For Ms Teo, for instance, she also considered if the preschools had other programmes beyond academic learning.
“Aside from in-class learning, I also look for curriculums such as play-based curriculum where it corporates art, music, stories, dance, cooking, nature exploration and inquiry-based learning,” she added.
Ultimately, parents' view of a preschool may be shaped by what they can glean about the culture of a childcare centre.
"I think if I were to put my grandchild into a childcare centre, I would first determine how the people in the centre make me feel," said Dr Christine Chen, president of the Association for Early Childhood Educators (Singapore) or AECES.
She cited the example of a childcare centre where she was greeted courteously by a staff member. "I sensed the culture of concern, care and kindness in this centre where humans are being respected and trusting relationships can flourish," she added.
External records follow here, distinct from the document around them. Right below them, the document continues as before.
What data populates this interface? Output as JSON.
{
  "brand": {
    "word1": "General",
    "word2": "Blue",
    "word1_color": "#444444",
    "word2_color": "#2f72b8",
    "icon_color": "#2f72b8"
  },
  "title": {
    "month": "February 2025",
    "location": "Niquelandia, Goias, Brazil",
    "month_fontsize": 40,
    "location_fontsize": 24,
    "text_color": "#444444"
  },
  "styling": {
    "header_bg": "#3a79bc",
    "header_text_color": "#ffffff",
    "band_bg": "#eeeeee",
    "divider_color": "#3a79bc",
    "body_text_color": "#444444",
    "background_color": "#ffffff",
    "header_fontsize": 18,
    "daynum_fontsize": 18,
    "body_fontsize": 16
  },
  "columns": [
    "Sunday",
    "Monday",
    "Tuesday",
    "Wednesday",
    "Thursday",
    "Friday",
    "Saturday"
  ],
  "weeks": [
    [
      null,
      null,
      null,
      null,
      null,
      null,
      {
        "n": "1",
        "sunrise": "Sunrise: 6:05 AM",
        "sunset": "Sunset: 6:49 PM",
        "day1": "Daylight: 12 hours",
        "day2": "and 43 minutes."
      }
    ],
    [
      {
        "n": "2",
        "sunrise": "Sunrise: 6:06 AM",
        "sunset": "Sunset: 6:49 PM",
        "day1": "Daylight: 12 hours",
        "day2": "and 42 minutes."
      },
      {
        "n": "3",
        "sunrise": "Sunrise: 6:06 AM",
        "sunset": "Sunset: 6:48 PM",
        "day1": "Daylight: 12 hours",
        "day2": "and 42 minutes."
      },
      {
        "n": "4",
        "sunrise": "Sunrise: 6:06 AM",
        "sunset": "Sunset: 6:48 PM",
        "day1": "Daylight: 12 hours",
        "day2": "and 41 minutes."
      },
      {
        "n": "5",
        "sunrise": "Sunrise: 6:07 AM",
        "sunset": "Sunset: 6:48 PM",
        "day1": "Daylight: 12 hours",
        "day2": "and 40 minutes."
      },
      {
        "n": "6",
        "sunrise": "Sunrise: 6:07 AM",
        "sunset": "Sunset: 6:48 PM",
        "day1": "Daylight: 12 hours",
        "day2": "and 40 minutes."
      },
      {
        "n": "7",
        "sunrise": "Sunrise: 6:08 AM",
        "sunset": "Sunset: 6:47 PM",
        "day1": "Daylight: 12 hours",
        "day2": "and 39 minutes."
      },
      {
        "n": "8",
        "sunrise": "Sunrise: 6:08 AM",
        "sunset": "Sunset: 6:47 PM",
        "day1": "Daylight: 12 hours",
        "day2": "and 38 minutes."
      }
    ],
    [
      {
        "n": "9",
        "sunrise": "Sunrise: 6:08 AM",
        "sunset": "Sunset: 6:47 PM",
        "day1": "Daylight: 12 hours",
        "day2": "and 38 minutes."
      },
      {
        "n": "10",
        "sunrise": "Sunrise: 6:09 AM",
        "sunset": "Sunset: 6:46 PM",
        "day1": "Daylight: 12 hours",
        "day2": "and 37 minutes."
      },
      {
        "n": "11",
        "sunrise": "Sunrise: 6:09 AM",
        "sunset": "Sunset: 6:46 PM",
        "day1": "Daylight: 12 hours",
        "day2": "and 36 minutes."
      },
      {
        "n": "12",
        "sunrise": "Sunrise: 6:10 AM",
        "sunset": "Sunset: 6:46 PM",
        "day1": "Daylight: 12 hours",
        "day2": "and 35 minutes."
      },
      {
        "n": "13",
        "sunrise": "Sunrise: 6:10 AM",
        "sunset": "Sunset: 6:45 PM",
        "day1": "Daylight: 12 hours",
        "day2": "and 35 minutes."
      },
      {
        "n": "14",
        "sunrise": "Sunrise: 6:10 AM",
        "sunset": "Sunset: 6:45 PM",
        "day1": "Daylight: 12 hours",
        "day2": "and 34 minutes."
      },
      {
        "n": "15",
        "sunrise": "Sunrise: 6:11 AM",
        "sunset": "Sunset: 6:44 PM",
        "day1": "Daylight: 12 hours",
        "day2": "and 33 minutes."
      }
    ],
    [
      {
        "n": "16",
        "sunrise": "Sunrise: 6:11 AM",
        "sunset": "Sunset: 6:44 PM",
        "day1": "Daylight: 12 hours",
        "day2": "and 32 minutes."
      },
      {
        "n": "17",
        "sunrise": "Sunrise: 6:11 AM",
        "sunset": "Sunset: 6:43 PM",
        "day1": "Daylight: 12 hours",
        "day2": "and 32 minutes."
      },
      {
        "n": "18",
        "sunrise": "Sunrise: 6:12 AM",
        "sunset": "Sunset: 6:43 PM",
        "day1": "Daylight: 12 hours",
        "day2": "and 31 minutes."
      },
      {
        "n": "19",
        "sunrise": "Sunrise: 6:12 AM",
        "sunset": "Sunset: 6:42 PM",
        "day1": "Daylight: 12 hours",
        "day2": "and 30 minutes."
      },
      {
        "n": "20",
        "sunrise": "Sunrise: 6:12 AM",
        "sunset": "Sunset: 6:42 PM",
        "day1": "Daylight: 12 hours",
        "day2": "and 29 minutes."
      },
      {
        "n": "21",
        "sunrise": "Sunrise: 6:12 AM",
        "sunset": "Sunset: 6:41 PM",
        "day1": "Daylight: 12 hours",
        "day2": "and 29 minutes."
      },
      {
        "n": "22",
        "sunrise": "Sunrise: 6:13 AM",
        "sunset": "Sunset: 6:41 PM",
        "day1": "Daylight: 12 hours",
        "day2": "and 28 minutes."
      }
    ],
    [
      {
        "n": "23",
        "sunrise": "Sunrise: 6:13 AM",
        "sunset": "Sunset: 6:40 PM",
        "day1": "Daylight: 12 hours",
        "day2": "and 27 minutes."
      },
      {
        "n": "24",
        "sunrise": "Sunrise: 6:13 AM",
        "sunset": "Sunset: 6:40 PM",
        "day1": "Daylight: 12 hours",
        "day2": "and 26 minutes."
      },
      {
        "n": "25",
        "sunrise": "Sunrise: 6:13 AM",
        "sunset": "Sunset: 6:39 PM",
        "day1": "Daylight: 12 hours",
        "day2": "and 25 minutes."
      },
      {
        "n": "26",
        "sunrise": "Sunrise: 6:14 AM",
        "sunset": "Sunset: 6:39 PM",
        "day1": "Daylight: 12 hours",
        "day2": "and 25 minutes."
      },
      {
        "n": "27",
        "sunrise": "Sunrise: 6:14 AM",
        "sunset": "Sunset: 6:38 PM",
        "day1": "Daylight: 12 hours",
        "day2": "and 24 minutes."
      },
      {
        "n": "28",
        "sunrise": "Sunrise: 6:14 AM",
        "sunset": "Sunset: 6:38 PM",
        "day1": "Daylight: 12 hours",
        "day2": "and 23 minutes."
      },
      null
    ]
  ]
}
Assoc Prof Lim encourages parents to pay attention to the preschool’s overall "climate", saying it should be a calm and respectful environment where adults are responsive to one another and towards children’s ideas and feelings.
"When working with large groups of young children, preschools should feel like a ‘village’ coming together to care for and educate children," she added.
“The atmosphere should be one where children and adults co-exist and are engaged in playful, joyful experiences, with productive noise and not absolute silence."